Renewables International: The person who seems to have gotten the ball rolling on his blog claims that you recommended to AWEA back in 1993 that we "hide derelict turbines," but the quote that he provides of your own words does not support that reading at all. Did you ever recommend such a thing?
Hide them? That’s a good one. I hadn’t heard that. These fanatics will say anything to justify their world view. What you’ll find in dealing with them is that they live in a different reality than the rest of us. It’s scary.
As a wind advocate, the executive director of the Kern Wind Energy Association and a member of AWEA’s board of directors for two terms I constantly urged the industry to take action and remove derelict turbines, increase workplace safety, and address the bird problem in the Altamont Pass. Eventually I split with the industry over these issues.
At one AWEA board meeting held here in Bakersfield, the chair threatened to call in security and have me and a representative of the local Sierra Club—an environmental group--forcibly removed. So no, I don’t think I ever said “hide them”.
Renewables International: Overall, one gets the impression that ancient statements (some of them even from the 1980s) are being used against wind power, an industry that looks completely different decades later. Do you think there is some shift going on in perceptions in the US right now – or perhaps even internationally, given the international limelight thrust upon you?

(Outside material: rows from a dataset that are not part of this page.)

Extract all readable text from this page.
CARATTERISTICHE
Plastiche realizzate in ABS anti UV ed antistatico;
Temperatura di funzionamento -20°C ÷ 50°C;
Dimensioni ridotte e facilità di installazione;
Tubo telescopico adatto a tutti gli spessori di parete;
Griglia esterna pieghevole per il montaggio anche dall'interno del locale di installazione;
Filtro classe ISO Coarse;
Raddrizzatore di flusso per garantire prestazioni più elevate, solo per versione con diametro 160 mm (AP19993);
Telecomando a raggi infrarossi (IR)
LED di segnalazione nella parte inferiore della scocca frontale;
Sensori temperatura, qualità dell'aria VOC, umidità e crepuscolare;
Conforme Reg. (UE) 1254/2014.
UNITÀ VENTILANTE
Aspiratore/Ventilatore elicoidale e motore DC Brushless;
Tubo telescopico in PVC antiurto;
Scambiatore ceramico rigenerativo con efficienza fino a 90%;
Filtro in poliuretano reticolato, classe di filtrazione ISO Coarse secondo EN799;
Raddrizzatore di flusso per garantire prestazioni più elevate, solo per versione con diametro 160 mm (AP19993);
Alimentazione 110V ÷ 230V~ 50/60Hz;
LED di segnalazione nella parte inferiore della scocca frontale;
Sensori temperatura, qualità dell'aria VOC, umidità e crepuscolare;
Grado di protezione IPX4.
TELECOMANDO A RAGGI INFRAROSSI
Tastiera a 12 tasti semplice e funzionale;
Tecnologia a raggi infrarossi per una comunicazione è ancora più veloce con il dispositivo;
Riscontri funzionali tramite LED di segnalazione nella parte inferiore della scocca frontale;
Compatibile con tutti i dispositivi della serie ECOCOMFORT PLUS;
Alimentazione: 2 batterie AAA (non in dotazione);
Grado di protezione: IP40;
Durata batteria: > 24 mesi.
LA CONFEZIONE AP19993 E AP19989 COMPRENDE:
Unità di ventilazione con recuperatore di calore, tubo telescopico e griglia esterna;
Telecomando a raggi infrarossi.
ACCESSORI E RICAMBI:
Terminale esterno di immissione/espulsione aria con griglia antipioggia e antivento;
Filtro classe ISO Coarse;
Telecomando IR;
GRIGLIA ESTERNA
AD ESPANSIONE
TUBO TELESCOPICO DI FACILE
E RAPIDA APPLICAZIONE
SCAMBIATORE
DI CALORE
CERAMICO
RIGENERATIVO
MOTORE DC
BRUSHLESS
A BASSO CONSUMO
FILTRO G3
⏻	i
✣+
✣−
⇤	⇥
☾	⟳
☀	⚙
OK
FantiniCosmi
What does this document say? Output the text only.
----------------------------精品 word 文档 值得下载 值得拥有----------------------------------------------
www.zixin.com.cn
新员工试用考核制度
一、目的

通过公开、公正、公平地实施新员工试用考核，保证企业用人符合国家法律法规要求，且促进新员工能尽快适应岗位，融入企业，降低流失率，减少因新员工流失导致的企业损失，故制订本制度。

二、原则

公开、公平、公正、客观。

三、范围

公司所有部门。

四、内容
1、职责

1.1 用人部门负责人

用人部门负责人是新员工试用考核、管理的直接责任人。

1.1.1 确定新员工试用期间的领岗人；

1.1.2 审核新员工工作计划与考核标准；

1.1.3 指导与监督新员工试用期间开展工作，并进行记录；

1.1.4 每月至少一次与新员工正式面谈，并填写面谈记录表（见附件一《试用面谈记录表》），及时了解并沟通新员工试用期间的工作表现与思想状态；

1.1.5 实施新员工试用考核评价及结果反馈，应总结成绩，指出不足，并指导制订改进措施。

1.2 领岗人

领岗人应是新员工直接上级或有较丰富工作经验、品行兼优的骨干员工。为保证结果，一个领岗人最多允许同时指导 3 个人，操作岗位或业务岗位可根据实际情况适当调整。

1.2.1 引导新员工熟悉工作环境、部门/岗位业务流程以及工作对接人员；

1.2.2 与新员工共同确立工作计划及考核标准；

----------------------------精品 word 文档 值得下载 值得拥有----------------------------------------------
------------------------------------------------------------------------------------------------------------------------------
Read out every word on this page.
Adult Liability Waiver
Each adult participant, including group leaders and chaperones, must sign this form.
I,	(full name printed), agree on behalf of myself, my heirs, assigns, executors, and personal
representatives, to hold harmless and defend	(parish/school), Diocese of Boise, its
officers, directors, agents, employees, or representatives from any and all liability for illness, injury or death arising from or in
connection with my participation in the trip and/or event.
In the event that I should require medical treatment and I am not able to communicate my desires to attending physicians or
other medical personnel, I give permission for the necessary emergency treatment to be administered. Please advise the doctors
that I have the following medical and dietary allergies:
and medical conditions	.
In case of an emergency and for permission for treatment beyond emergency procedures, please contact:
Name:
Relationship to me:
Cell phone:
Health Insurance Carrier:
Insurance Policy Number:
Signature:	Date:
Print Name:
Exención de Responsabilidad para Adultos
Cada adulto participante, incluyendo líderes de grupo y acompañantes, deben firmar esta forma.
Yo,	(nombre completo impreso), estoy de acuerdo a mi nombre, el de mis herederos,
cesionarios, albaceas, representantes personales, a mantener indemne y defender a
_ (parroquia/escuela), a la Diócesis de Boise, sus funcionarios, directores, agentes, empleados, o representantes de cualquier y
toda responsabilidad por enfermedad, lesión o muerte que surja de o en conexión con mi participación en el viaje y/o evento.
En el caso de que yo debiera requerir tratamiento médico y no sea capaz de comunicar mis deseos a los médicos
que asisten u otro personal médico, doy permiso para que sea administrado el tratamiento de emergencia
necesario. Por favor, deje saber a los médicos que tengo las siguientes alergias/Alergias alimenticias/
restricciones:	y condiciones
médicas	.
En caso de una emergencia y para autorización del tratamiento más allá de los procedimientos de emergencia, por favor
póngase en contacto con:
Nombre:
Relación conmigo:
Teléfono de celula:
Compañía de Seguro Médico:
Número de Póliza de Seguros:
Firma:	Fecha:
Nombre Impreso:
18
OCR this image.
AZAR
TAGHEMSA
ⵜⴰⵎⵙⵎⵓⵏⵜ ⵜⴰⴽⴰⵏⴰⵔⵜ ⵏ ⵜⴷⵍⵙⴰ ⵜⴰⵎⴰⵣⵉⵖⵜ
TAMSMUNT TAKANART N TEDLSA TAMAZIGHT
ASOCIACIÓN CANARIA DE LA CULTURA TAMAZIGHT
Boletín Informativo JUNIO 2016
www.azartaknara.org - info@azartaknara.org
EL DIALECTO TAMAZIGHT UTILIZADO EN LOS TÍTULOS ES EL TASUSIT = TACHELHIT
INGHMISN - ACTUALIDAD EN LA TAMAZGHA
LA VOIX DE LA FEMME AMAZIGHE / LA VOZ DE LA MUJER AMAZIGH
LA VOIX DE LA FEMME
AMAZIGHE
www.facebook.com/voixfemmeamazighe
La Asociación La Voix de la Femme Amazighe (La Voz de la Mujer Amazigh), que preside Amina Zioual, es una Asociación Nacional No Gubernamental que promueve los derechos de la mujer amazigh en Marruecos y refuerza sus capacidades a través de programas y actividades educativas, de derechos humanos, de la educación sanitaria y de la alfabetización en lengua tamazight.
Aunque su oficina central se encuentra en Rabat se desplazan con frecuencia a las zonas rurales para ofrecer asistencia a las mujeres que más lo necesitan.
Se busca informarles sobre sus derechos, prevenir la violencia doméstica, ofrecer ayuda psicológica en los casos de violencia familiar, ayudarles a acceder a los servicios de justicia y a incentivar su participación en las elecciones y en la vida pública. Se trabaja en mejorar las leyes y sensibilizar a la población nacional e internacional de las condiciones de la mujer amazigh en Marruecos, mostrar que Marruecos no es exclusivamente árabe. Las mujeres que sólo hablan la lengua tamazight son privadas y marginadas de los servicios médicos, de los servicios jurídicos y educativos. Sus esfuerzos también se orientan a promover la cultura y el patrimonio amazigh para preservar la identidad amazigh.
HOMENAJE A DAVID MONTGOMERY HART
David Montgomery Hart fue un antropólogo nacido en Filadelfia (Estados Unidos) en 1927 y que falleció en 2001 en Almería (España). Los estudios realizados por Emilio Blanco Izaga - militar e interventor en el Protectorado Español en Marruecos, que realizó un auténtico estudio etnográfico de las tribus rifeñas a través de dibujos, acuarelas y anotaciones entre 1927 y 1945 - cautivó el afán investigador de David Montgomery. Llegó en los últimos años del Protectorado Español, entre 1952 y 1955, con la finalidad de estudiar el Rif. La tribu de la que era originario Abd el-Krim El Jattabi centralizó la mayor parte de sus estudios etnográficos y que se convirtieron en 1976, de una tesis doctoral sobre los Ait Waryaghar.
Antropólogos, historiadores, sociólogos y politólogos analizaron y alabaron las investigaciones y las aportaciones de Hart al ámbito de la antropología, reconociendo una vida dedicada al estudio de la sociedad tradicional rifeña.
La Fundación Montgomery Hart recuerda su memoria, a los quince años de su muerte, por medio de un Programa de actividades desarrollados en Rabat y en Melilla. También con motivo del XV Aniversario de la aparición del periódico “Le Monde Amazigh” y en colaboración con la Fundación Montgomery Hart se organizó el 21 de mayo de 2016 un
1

The fossil-fuel and nuclear industries see what has happened in Denmark and Germany, especially Germany, and they’re running scared. They have to stop renewables now, once and for all, or their earnings are threatened. It appears to me that they’re pulling out all the stops in Great Britain, Canada, and the US to put renewables down to maintain market share for as long as they can. They’ve allied themselves with the easily susceptible far right and jointly have launched a broad campaign to roll back the gains we’ve made.
I am an advocate of renewable energy, but in that role I can be a critic. My work illustrates what not to do as much as it describes what to do—what we do wrong, as well as what we do right.
But we can’t pick and choose how our work will be used by our allies or our enemies. I’ve never been an apologist for the industry. My career has been built on frank--sometimes unflattering--assessments of where we are and where we need to go. I don’t have any plans to change that.